O rei ficava ali horas ou até mesmo o dia inteiro. Então os sábios faziam de tudo para que aquilo não se tornasse sacal para o soberano, senão… Um pescoço de menos para sustentar cabeças. Atrás havia uns homões quase pelados com uma espécie de abanador de cabo comprido para amenizar o calor real… He! He! Você que pensa! 
Aquilo poderia até servir para tal, mas na realidade era para fazer desaparecer o fedor tremendo das flatulências reais. Combinavam um sinal – como exemplo – o rei tombava o corpo pro lado direito e levantava a metade da popa. Mais depressa os rapazes abanavam, indicativo para as bailarinas de saias enormes e encorpadas entrarem rapidamente, dançando qualquer besteira em alto brado, rodopiando sem parar auxiliando na limpeza do gás e abafar o ronco do estampido.
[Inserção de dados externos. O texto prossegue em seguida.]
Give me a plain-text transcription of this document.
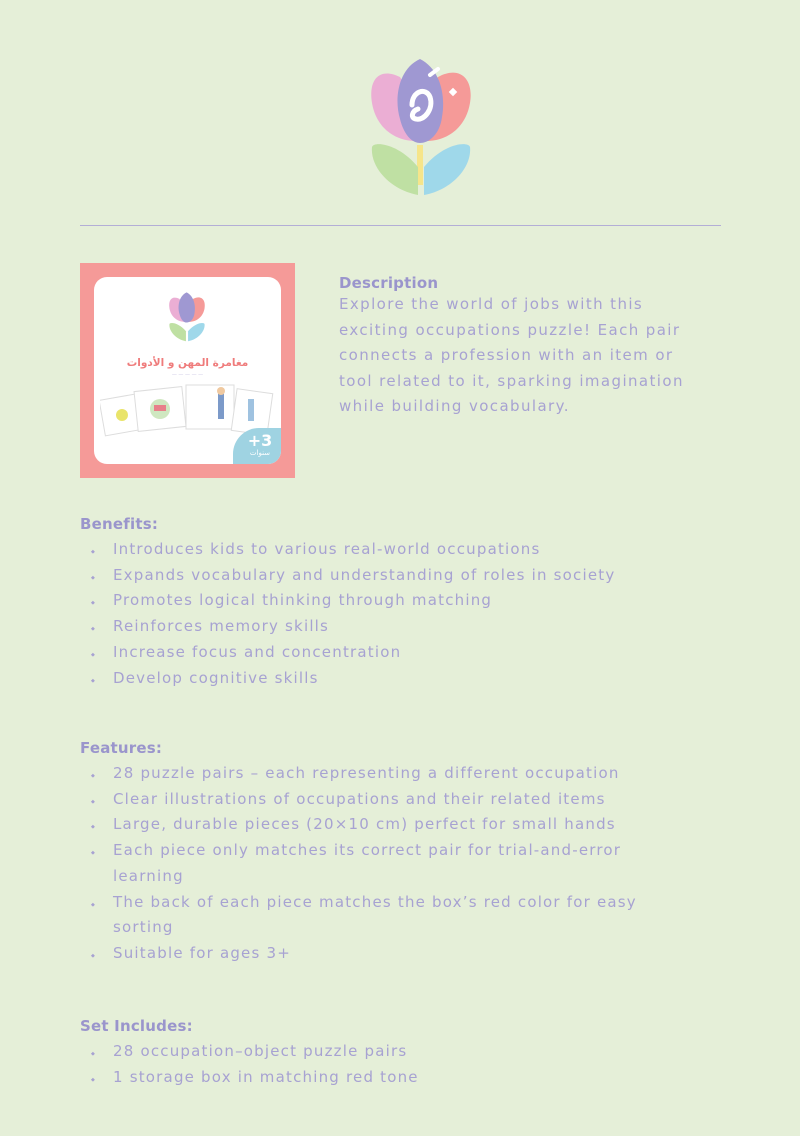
مغامرة المهن و الأدوات
— — — — —
+3
سنوات
Description

Explore the world of jobs with this exciting occupations puzzle! Each pair connects a profession with an item or tool related to it, sparking imagination while building vocabulary.

Benefits:
◆ Introduces kids to various real-world occupations
◆ Expands vocabulary and understanding of roles in society
◆ Promotes logical thinking through matching
◆ Reinforces memory skills
◆ Increase focus and concentration
◆ Develop cognitive skills
Features:
◆ 28 puzzle pairs – each representing a different occupation
◆ Clear illustrations of occupations and their related items
◆ Large, durable pieces (20×10 cm) perfect for small hands
◆ Each piece only matches its correct pair for trial-and-error learning
◆ The back of each piece matches the box’s red color for easy sorting
◆ Suitable for ages 3+
Set Includes:
◆ 28 occupation–object puzzle pairs
◆ 1 storage box in matching red tone
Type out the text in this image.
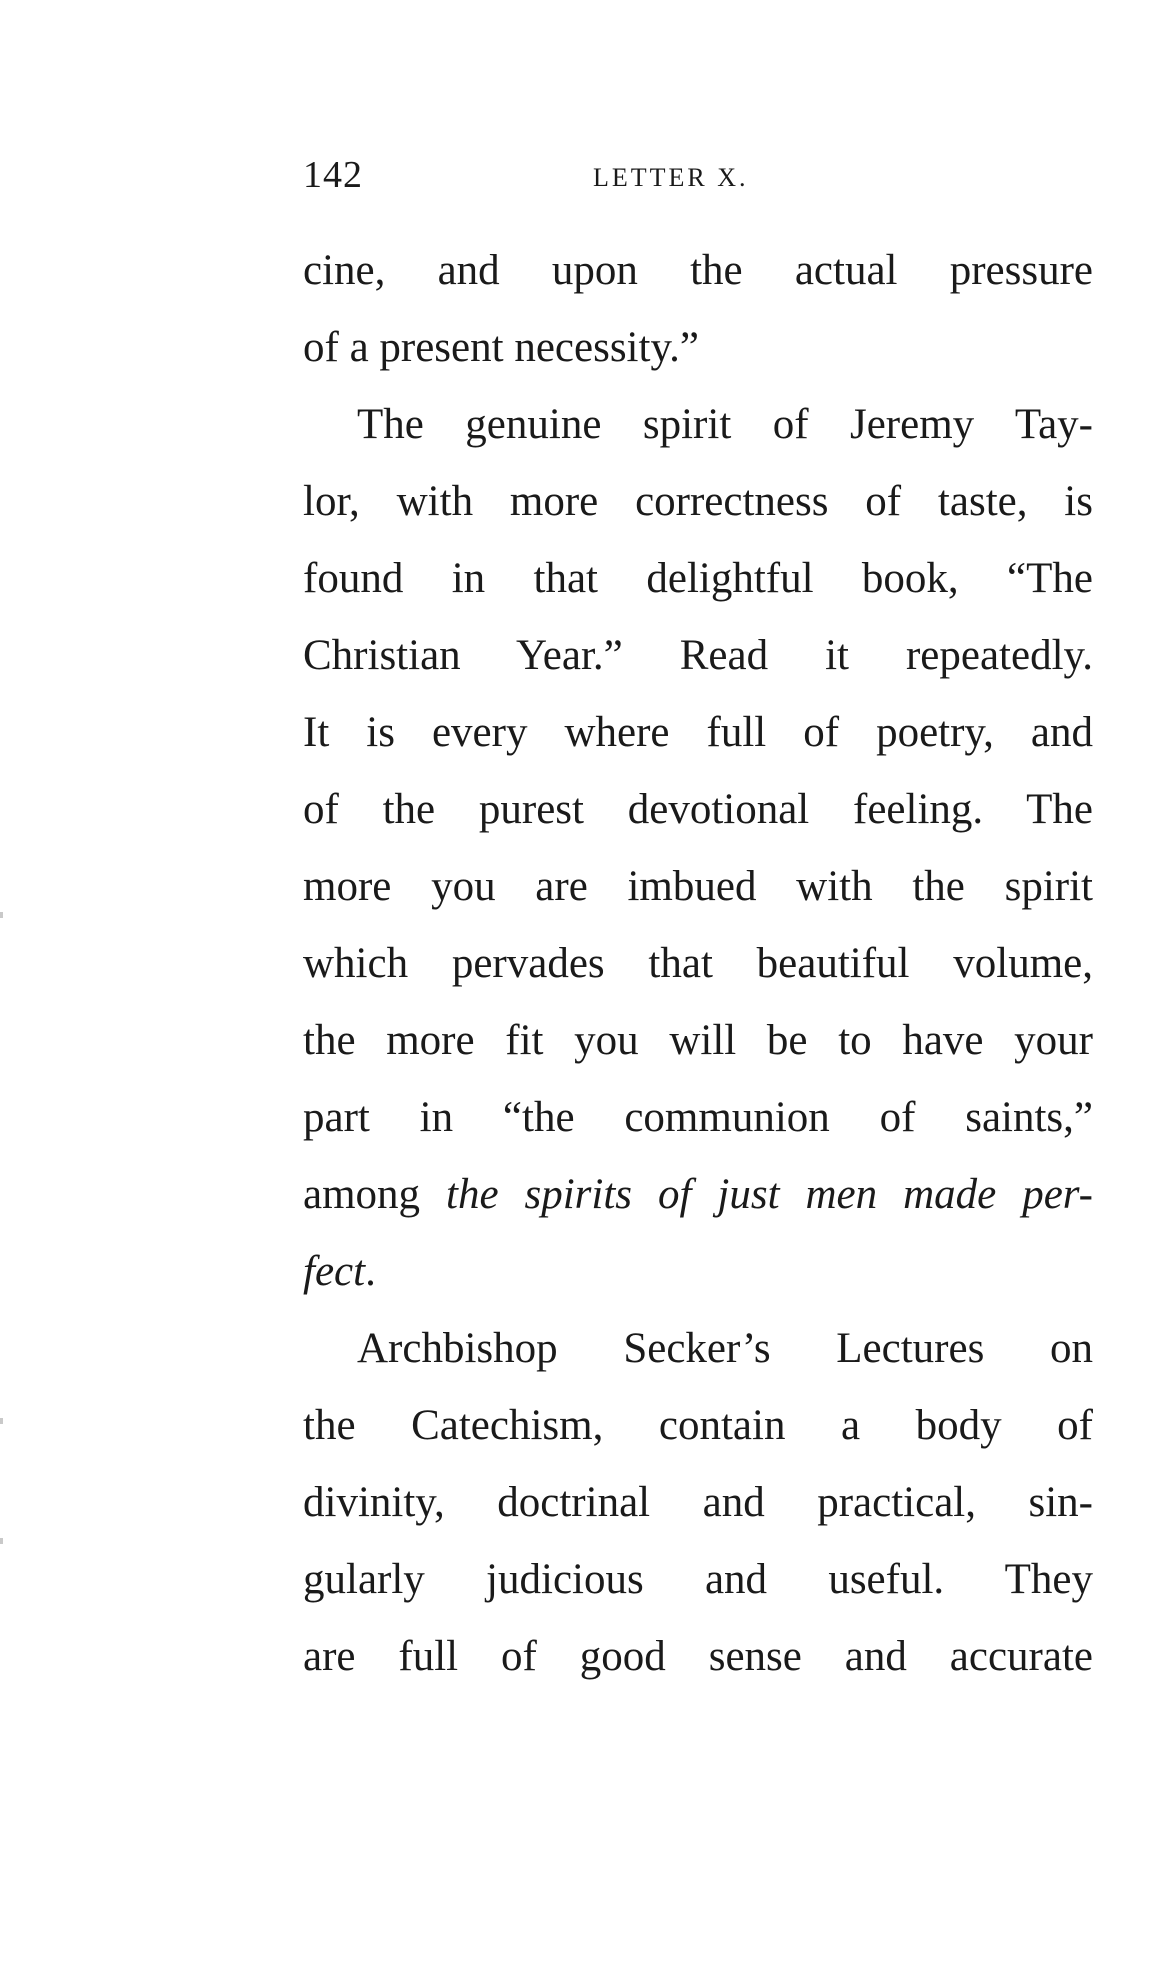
142	LETTER X.
cine, and upon the actual pressure
of a present necessity.”
The genuine spirit of Jeremy Tay-
lor, with more correctness of taste, is
found in that delightful book, “The
Christian Year.” Read it repeatedly.
It is every where full of poetry, and
of the purest devotional feeling. The
more you are imbued with the spirit
which pervades that beautiful volume,
the more fit you will be to have your
part in “the communion of saints,”
among the spirits of just men made per-
fect.
Archbishop Secker’s Lectures on
the Catechism, contain a body of
divinity, doctrinal and practical, sin-
gularly judicious and useful. They
are full of good sense and accurate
O rei segurava até certo tempo e depois… Mandava fogo.
Não sei e nem quero saber o que teria acontecido numa daquelas sessões públicas, pois houve um descompasso e o rei mandou o maior torpedo que todos fingiram não perceber, menos uma criancinha: na santa inocência, no silêncio imposto pelo “supertraque” da sua majestade, berrou com todas as forças do seu pulmão:
- Ih! O rei peidou!
Na reunião seguinte, crianças não foram permitidas; os abanadores e as bailarinas foram substituídos. Abriram concurso para sábios, conselheiros. Nunca antes, na história daquele reino, houve um concurso para o nariz de ouro. Não imagino o regulamento, mas seria castigo letal não detectar antecipadamente um pum do rei. Ah! E tem mais! Ninguém tinha o direito de “exalar” como o rei, lei imposta através de medida provisória. Penalidade? To com vergonha de falar…Ah! Colavam com “Super Bond”, entende! 
E numa sessão das solenes, bandeiras hasteadas, tropas desfilando, show de rock, o trono foi lavado, esterilizado e dedetizado à moda da casa e da época para o povão aceitar e acatar ser aquele o seu primeiro descuido. 
Aclamado, o rei nele tentou sentar, escorregou, esforçou-se além da conta e… Peidou de novo! 
– Escapuliu, ué! Declarou o porta-voz mais que depressa.